The initial problems with permissions were certainly caused by me during the initial configuration of the server, because I remember that I had problems with the permissions of the sysvol which prevented some GPOs from working properly; basically the problem went on for this long (but no more, hopefully).
Editorial
The Free and Open Source world has always experienced a problem caused by “Free as in Freedom” and “Free as in Beer”. And if Being Free has a relative value for a lot of people, Being For Free is a much larger attractive and it can be measured directly, so the FOSS world, at least in its early years, did little to stress that of the two possibilities, Freedom is FOSS’s main objective.
Obviously nothing is “for free” (free lunches and all that), everything has a cost and if we aren’t paying, someone else is paying for us, whether in human effort, CPU cycles, storage, connectivity, energy, hardware… So when FOSS projects reach some maturity and market position, they try to entice users to contribute something (anything!) that benefits the project directly, more than mere disclosure and promotion.
In this way, the companies behind many FOSS projects sell services and support, but are also closing certain conveniences behind these contracts, to instill users to pay money for the FOSS product. These extra conveniences (beyond simple support) usually are:
- Limited functionality: certain functions which add value in an enterprise setting are developed on a non-FOSS model and are only unlocked against payment of a license or purchase of packaged hardware
- OPNsense, among others; notably, almost all providers of ZFS-based storage appliances (like TrueNAS) lock clustering and High-Availability behind the purchase of hardware bundled with the FOSS software.

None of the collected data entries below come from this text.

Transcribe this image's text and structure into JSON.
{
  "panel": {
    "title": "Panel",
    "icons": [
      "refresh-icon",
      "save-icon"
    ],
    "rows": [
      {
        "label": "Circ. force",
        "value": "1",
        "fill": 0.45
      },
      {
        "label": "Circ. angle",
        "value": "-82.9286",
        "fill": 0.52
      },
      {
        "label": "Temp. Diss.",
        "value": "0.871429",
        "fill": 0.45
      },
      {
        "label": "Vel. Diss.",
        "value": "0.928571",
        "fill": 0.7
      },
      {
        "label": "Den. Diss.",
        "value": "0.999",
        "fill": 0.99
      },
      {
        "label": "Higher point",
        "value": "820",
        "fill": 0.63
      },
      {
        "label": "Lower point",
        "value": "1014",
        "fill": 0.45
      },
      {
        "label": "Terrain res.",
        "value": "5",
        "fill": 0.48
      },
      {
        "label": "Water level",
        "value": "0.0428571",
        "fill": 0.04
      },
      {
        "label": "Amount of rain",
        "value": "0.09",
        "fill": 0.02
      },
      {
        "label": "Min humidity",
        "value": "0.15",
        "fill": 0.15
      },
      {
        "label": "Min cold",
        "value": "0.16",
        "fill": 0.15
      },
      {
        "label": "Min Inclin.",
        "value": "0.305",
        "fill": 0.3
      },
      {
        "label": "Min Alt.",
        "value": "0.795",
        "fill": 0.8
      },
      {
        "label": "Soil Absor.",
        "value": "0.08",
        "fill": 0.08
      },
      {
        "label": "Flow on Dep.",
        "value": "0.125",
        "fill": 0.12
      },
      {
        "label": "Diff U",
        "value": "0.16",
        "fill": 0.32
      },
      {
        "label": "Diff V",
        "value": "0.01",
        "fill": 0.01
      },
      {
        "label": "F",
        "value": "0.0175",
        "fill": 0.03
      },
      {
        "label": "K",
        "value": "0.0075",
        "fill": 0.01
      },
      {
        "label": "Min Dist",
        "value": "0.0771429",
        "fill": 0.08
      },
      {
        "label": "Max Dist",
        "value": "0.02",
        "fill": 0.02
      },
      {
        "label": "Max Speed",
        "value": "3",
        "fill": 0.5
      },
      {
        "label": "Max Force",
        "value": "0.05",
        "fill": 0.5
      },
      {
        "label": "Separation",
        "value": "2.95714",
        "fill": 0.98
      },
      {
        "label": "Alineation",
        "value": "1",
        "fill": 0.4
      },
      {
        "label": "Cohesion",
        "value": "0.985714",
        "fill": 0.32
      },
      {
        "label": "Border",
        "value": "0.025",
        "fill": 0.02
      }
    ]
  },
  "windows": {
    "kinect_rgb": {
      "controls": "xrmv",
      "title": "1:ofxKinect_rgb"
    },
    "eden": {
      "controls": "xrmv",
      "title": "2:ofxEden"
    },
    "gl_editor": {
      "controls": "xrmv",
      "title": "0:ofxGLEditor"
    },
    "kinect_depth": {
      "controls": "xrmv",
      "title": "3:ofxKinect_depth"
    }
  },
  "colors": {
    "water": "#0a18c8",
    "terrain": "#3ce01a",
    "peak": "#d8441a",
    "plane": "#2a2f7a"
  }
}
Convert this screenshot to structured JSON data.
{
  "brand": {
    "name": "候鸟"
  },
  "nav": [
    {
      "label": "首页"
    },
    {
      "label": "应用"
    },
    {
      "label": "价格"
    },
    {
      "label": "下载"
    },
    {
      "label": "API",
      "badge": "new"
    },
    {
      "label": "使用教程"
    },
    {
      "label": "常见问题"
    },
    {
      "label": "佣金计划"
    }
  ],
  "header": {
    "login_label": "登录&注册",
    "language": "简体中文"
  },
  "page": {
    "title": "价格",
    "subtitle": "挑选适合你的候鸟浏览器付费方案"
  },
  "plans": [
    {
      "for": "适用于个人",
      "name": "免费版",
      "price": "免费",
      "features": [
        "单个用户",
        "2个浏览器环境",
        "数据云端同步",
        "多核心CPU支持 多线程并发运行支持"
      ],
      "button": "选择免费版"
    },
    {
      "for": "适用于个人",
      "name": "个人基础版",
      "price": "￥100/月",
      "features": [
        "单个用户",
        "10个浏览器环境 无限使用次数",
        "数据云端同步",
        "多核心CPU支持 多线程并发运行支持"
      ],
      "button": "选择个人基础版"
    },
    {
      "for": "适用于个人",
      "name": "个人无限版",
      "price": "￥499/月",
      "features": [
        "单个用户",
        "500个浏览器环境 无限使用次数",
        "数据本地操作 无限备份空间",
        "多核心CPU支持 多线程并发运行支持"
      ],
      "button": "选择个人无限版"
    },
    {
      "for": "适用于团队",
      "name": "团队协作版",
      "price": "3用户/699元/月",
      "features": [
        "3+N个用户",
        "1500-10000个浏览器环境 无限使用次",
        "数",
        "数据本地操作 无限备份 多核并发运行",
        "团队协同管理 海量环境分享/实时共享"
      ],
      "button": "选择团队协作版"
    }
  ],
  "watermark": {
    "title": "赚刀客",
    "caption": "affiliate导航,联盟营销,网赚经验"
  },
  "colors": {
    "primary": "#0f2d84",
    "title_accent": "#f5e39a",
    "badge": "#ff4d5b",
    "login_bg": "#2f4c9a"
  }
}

- Access to updates: only the binaries of version x.0.0 are publicly available, and any updates in the form of pre-compiled binaries are only available for users with a Support Agreement; however, usually the FOSS license used mandates acess to all source code, which allows anyone that is up to it to try to compile the update.
- Bareos, OPNsense work like this
- Access to stable versions: as a complete reversal of the previous option, only the nightly build of the actual state of the development process is made publicly available, without any type of functionality tests (except the assurance that the build didn’t break); in this case, to get a stable(r) version it’s safer to get the source for the nightly of the previous major version, which will be better tested and whose updates should be just bug fixes - but even then, without any testing for regressions.
- VyOS
RedHat decided to use a variant of this last option: instead of only making the CentOS nightlies available, which they knew was too much (and they already had Fedora Rawhide for that), they decided that CentOS would be accessible only as the development branch of the next minor version of RHEL
- Instead of CentOS version 8.4 being released after RHEL 8.4, while RHEL is at 8.4 CentOS Stream will be testing the next version 8.5; and only when CentOS Stream 8.5 is found to be stable it will be converted into RHEL 8.5, while CentOS Stream proceeds with testing the corrections slated for 8.6.
- Even better, whoever wants to test the features of RHEL 9, can already try to install CentOS Stream 9…
In this way, users of CentOS will be contributing with testing (and hopefully bug reports), therefore paying something for their use of code developed and packaged by RedHat.